My mother’s fish cake recipe is something that has made her quite popular with her friends. She has always been complimented on her fish cakes and it was a struggle to get this recipe. I had to go down the road of pointing that if anything ever happened to her, then all these fantastic recipes she has in her head will be lost forever! A little drastic, I know, but you guys don’t know my mother.
Unlike its famous counterpart tod mun pla (Thai fish cakes), the Vietnamese version is not usually eaten by itself. You will usually find it on rice, with noodles, in soups or sandwiched between two slices of bread. This is because the Vietnamese version is much milder than the Thai version, which makes it a great accompaniment to many other dishes.

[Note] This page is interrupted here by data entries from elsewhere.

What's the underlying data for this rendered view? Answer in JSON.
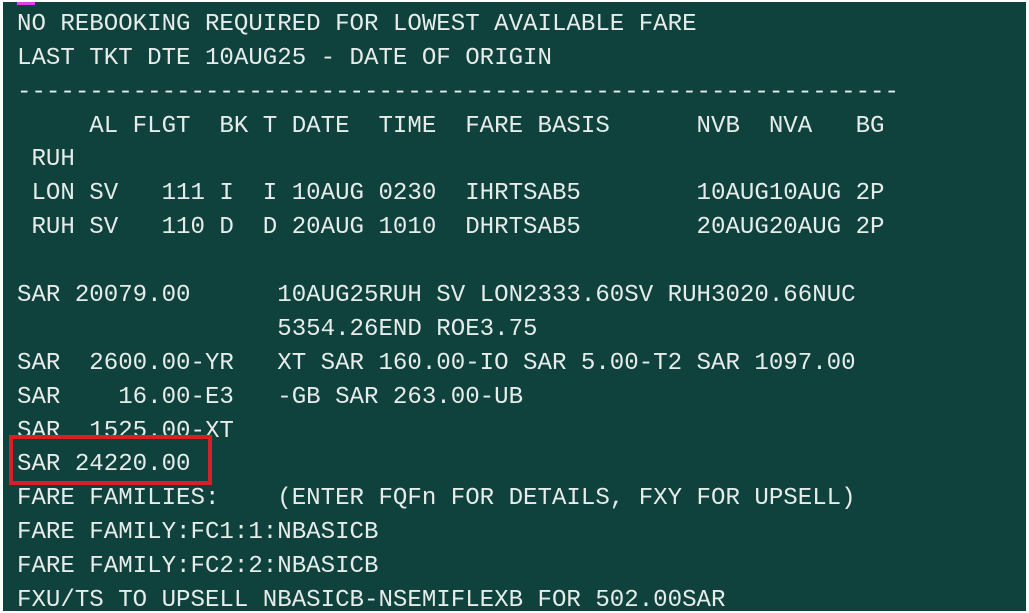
{
  "terminal": {
    "cursor_color": "#e040e8",
    "background_color": "#0f413d",
    "text_color": "#e6ecea",
    "highlight_color": "#d71f26",
    "lines": [
      "NO REBOOKING REQUIRED FOR LOWEST AVAILABLE FARE",
      "LAST TKT DTE 10AUG25 - DATE OF ORIGIN",
      "-------------------------------------------------------------",
      "     AL FLGT  BK T DATE  TIME  FARE BASIS      NVB  NVA   BG",
      " RUH",
      " LON SV   111 I  I 10AUG 0230  IHRTSAB5        10AUG10AUG 2P",
      " RUH SV   110 D  D 20AUG 1010  DHRTSAB5        20AUG20AUG 2P",
      "",
      "SAR 20079.00      10AUG25RUH SV LON2333.60SV RUH3020.66NUC",
      "                  5354.26END ROE3.75",
      "SAR  2600.00-YR   XT SAR 160.00-IO SAR 5.00-T2 SAR 1097.00",
      "SAR    16.00-E3   -GB SAR 263.00-UB",
      "SAR  1525.00-XT",
      "SAR 24220.00",
      "FARE FAMILIES:    (ENTER FQFn FOR DETAILS, FXY FOR UPSELL)",
      "FARE FAMILY:FC1:1:NBASICB",
      "FARE FAMILY:FC2:2:NBASICB",
      "FXU/TS TO UPSELL NBASICB-NSEMIFLEXB FOR 502.00SAR"
    ]
  }
}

A good Vietnamese fish cake should be smooth and have a springy texture to it. The traditional recipes also have a few aesthetic rules – the outside layer should be completely golden and the inside part has to be uniformly white. This means adding ingredients like white pepper instead of black, and using only the white part of the spring onions.
However, as you can see from the pictures, my recipe is all about showing off ingredients. I love seeing bits of colour throughout the cake, it keeps things interesting and it’s a visual reminder of the delicious flavour combination in each cake.
My mother and I have tried many different types of fish when testing out this recipe, but there has only been a few that have worked. My top picks are Nile Perch, Spanish Mackerel and Talapia. These fish have white firm flesh which is absolutely essential. Most other fish tend to be too flakey which gives an undesirable mash potato texture.
Of course you could always save yourself the trouble and buy packaged fish cakes from your local Asian groceries, but I promise it’s worth making it yourself. It’s really not that hard, and you’ll have peace of mind knowing what exactly has gone in it. Besides, as Mum would assure you, they are a surefire way to win friends.
Vietnamese Fish Cakes - Cha Ca Thi La
Course: Rice dish or accompaniment for soups, noodles and sandwiches
- 900 gm / 2 lb of either Nile perch or Talapia fillets (refrigerated or defrosted)
- 10 gm of dill, finely chopped
- 2 trimmed spring onions, chopped
- 3 large garlic cloves, finely chopped
- 2 tbsp (30 ml) of fish sauce
- 1/2 cup of potato starch
- 3 tbsp / (45 ml) of canola oil
- 3 tbsp / (45 ml) of ice water
- 1/2 a tsp of baking powder
- 1 tsp of salt
- 2 tsp of sugar
- Cracked pepper
- 1 birdseye chilli, finely chopped (optional)
- Rinse the fish under cold water and remove all the bones.
- Cut the fish in cubes and combine with the potato starch in a mixing bowl.
- In a small bowl, combine the seasoning ingredients.
- Add the seasoning to the fish and mix thoroughly.
- Divide the fish cake mixture into 3 portions.
- In a food processor, blitz each portion for 20 seconds.
- Once one portion has been blitzed, add the dill, garlic and shallot to the mixture and blitz for another 10 seconds. (Note 1)
- Repeat this process for each portion until all the fish is a fine paste. (Note 2)
- Line a freezer bag with a few drops of oil and add the fish cake mixture.
- Take another freezer bag and reinforce the bag with the fish mixture.
- Knead the fish mixture 5 mins. (Note 3)
- Smash the mixture about 10 times by dropping it from a height.
- Put the fish cake mixture in the fridge for 30 mins to chill.
- With your hands, mold 5 cm length by 2 cm thick round fish patties or any shape you desire. (Note 4)
- In a pan, shallow fry each patty on low -medium for about 3-4 mins on each side or until golden. Then drain on kitchen towels or a cooling rack.
- Do not add the dill and the spring onions while initially blitzing the fish. This is because the dill and spring onion will all be minced and turn your fish cakes green.
- Keep the fish cake mixture as cold as possible. This will ensure the fish cakes develops and maintains the springy / firm texture.
- The reason for kneading the mixture is to remove large air bubbles in the fish cake mixture.
- The fish cakes will rise and gain volume while shallow frying so do not make them too thick. Any fish cake above 3 cm thickness may struggle to fully cook without burning the outer layer.